The victim list of an April data breach of a Brisbane-based telemarketing firm serving the not-for-profit sector is widening, with more charities confirming exposure to the incident.
The ABC reported Wednesday that Pareto Phone had been breached but that not all of its 70-plus clients were affected.
Still the number of organisations caught up continues to expand, with Amnesty International Ausralia (AIA) the latest large charity to confirm exposure.
AIA also provided a timeline for the attack in a detailed statement released late last night.
It was first made aware of the incident – “involving unauthorised access” to Pareto Phone’s systems in April.
“At that time, Pareto Phone assured Amnesty and its other charity partners that there was no evidence to suggest that donor data had been downloaded or taken,” AIA said.
“We were advised that the files accessed related to campaign background and briefing documents which do not contain personal information.”
Pareto has since had forensic and cyber security investigators working to determine the extent of the breach.
That led to revised guidance from Pareto Phone to AIA earlier this month “that some of our supporters’ information may be impacted.”
AIA said it then started its “own forensic analysis”.
“Our investigation indicates that some of our supporter data was involved, but is limited to basic details and contact information, which is understood to present a low risk of misuse,” the charity said.
It said stolen details included “name, physical address, email, mobile and date of birth”, but not financial information.

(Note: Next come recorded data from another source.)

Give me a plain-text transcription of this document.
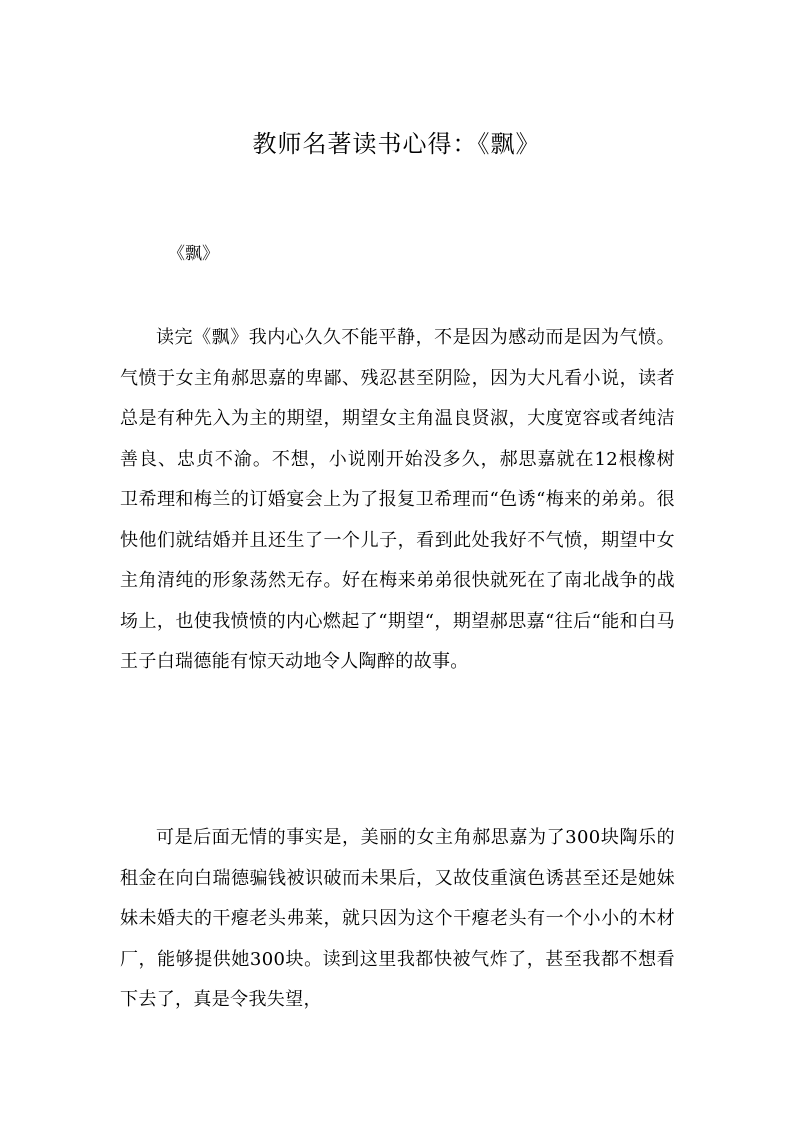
教师名著读书心得：《飘》

《飘》

读完《飘》我内心久久不能平静，不是因为感动而是因为气愤。气愤于女主角郝思嘉的卑鄙、残忍甚至阴险，因为大凡看小说，读者总是有种先入为主的期望，期望女主角温良贤淑，大度宽容或者纯洁善良、忠贞不渝。不想，小说刚开始没多久，郝思嘉就在12根橡树卫希理和梅兰的订婚宴会上为了报复卫希理而“色诱“梅来的弟弟。很快他们就结婚并且还生了一个儿子，看到此处我好不气愤，期望中女主角清纯的形象荡然无存。好在梅来弟弟很快就死在了南北战争的战场上，也使我愤愤的内心燃起了“期望“，期望郝思嘉“往后“能和白马王子白瑞德能有惊天动地令人陶醉的故事。

可是后面无情的事实是，美丽的女主角郝思嘉为了300块陶乐的租金在向白瑞德骗钱被识破而未果后，又故伎重演色诱甚至还是她妹妹未婚夫的干瘪老头弗莱，就只因为这个干瘪老头有一个小小的木材厂，能够提供她300块。读到这里我都快被气炸了，甚至我都不想看下去了，真是令我失望，
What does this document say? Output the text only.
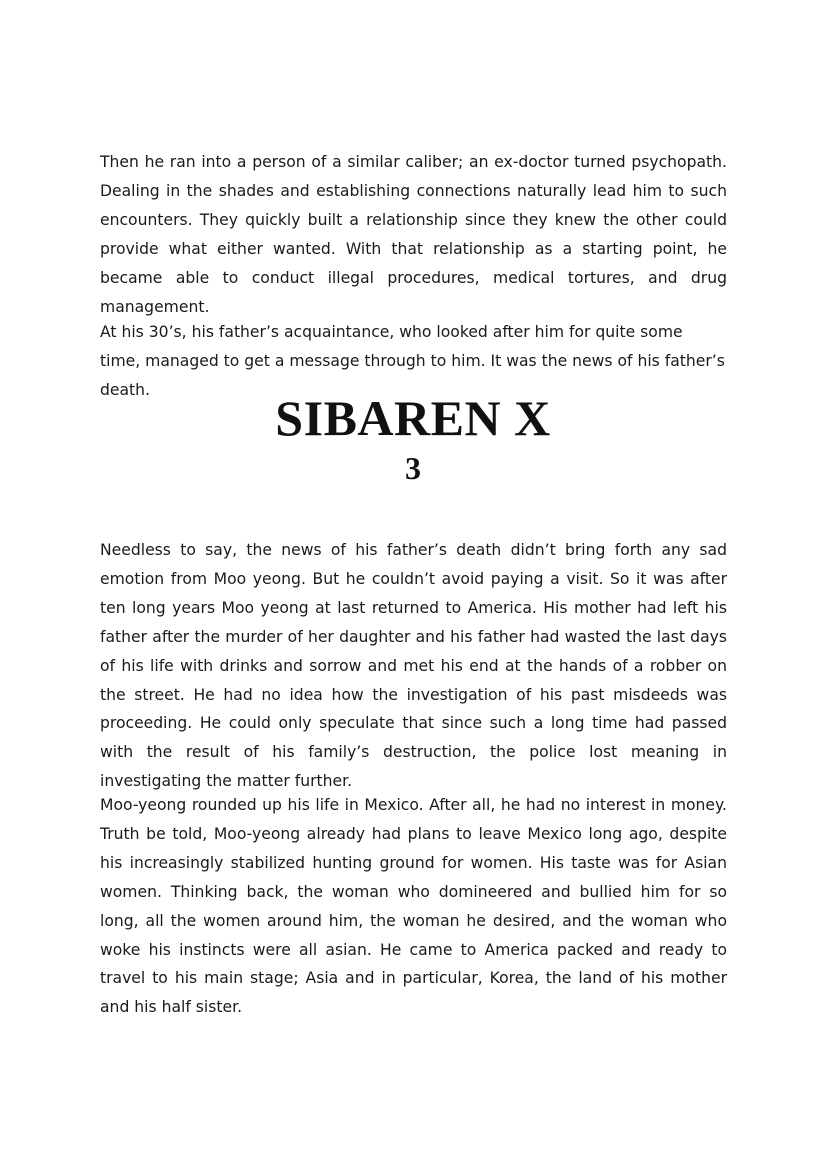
Then he ran into a person of a similar caliber; an ex-doctor turned psychopath. Dealing in the shades and establishing connections naturally lead him to such encounters. They quickly built a relationship since they knew the other could provide what either wanted. With that relationship as a starting point, he became able to conduct illegal procedures, medical tortures, and drug management.

At his 30’s, his father’s acquaintance, who looked after him for quite some time, managed to get a message through to him. It was the news of his father’s death.

SIBAREN X
3

Needless to say, the news of his father’s death didn’t bring forth any sad emotion from Moo yeong. But he couldn’t avoid paying a visit. So it was after ten long years Moo yeong at last returned to America. His mother had left his father after the murder of her daughter and his father had wasted the last days of his life with drinks and sorrow and met his end at the hands of a robber on the street. He had no idea how the investigation of his past misdeeds was proceeding. He could only speculate that since such a long time had passed with the result of his family’s destruction, the police lost meaning in investigating the matter further.

Moo-yeong rounded up his life in Mexico. After all, he had no interest in money. Truth be told, Moo-yeong already had plans to leave Mexico long ago, despite his increasingly stabilized hunting ground for women. His taste was for Asian women. Thinking back, the woman who domineered and bullied him for so long, all the women around him, the woman he desired, and the woman who woke his instincts were all asian. He came to America packed and ready to travel to his main stage; Asia and in particular, Korea, the land of his mother and his half sister.
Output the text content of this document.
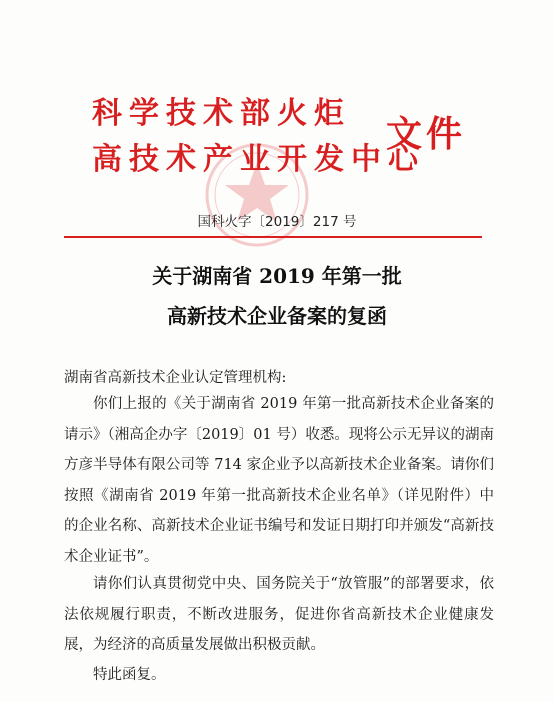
科学技术部火炬
高技术产业开发中心
文件
国科火字〔2019〕217 号
关于湖南省 2019 年第一批
高新技术企业备案的复函
湖南省高新技术企业认定管理机构:
你们上报的《关于湖南省 2019 年第一批高新技术企业备案的请示》（湘高企办字〔2019〕01 号）收悉。现将公示无异议的湖南方彦半导体有限公司等 714 家企业予以高新技术企业备案。请你们按照《湖南省 2019 年第一批高新技术企业名单》（详见附件）中的企业名称、高新技术企业证书编号和发证日期打印并颁发“高新技术企业证书”。
请你们认真贯彻党中央、国务院关于“放管服”的部署要求，依法依规履行职责，不断改进服务，促进你省高新技术企业健康发展，为经济的高质量发展做出积极贡献。
特此函复。
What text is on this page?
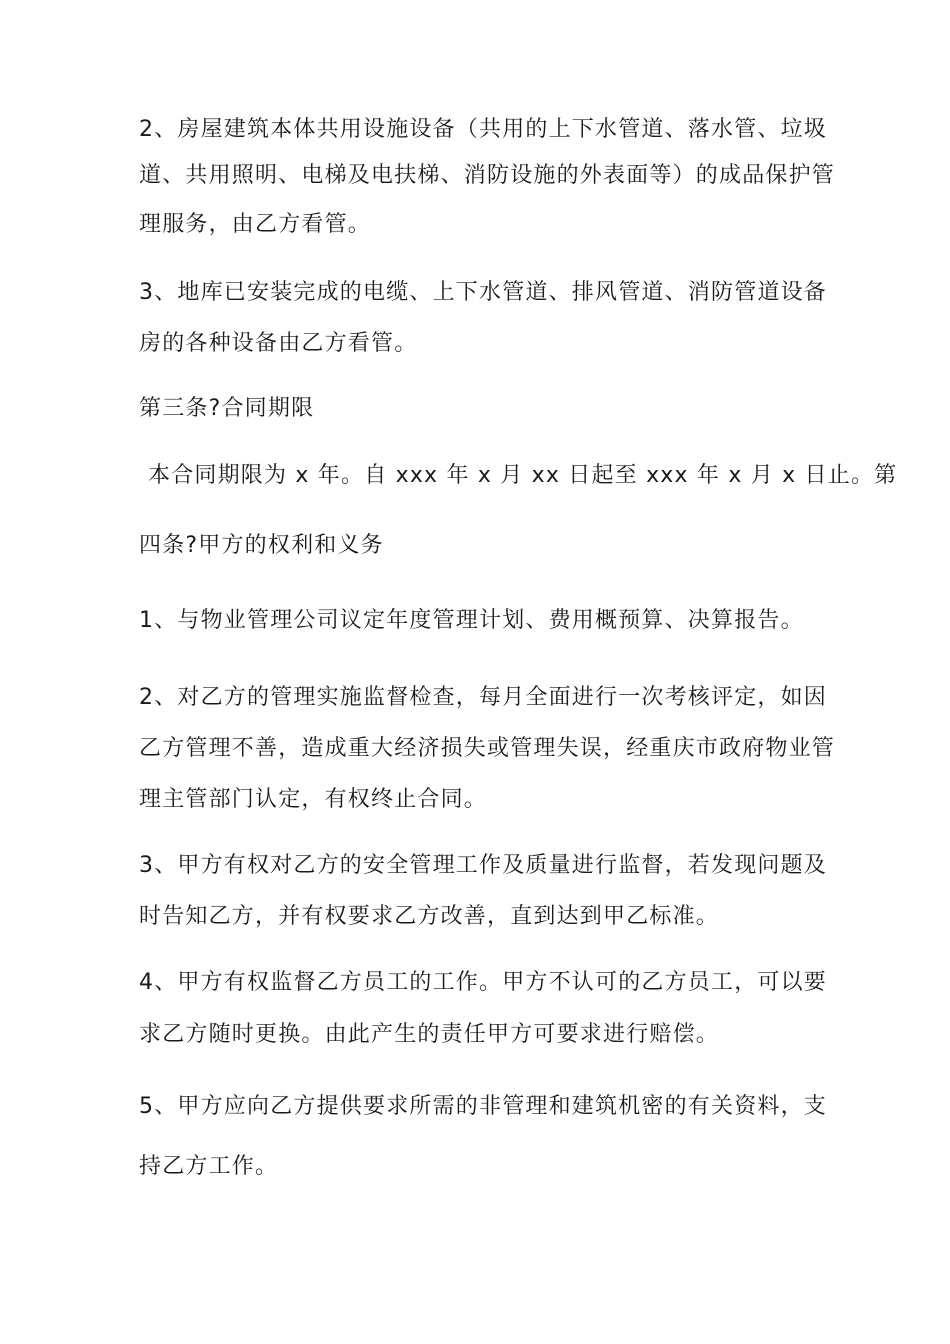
2、房屋建筑本体共用设施设备（共用的上下水管道、落水管、垃圾
道、共用照明、电梯及电扶梯、消防设施的外表面等）的成品保护管
理服务，由乙方看管。
3、地库已安装完成的电缆、上下水管道、排风管道、消防管道设备
房的各种设备由乙方看管。
第三条?合同期限
本合同期限为 x 年。自 xxx 年 x 月 xx 日起至 xxx 年 x 月 x 日止。第
四条?甲方的权利和义务
1、与物业管理公司议定年度管理计划、费用概预算、决算报告。
2、对乙方的管理实施监督检查，每月全面进行一次考核评定，如因
乙方管理不善，造成重大经济损失或管理失误，经重庆市政府物业管
理主管部门认定，有权终止合同。
3、甲方有权对乙方的安全管理工作及质量进行监督，若发现问题及
时告知乙方，并有权要求乙方改善，直到达到甲乙标准。
4、甲方有权监督乙方员工的工作。甲方不认可的乙方员工，可以要
求乙方随时更换。由此产生的责任甲方可要求进行赔偿。
5、甲方应向乙方提供要求所需的非管理和建筑机密的有关资料，支
持乙方工作。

AIA said it had initially suspended work with Pareto Phone in April but resumed in May “after receiving assurances … that donor data had not been taken”. It has since suspended use of the company again.
Some of the data exposed is historical, involving not-for-profits that had not used Pareto for a number of years.
Médecins Sans Frontières said its exposure to the incident is data from 2012 to 2015.
The Australian Conservation Foundation (ACF) also suggested its exposure to the incident involved historical data, and impacted 13,500 supporters’ personal information.
“We care about our supporters, so we are dismayed that the personal information of some of them has been compromised by a service provider,” ACF said.
“We trusted Pareto with our supporters’ personal information so the company could help us raise funds to continue our environmental protection and advocacy work.
“We are concerned Pareto kept old data it should have destroyed. We are suspending our relationship with Pareto immediately.”
Children’s Cancer Institute said it had engaged Pareto Phone’s services “within the periods of 2006-2008 and 2016-2017.”
Its exposure is limited to “internal administrative files only and are of no risk to our donors and supporters.”
WWF-Australia has also listed exposure.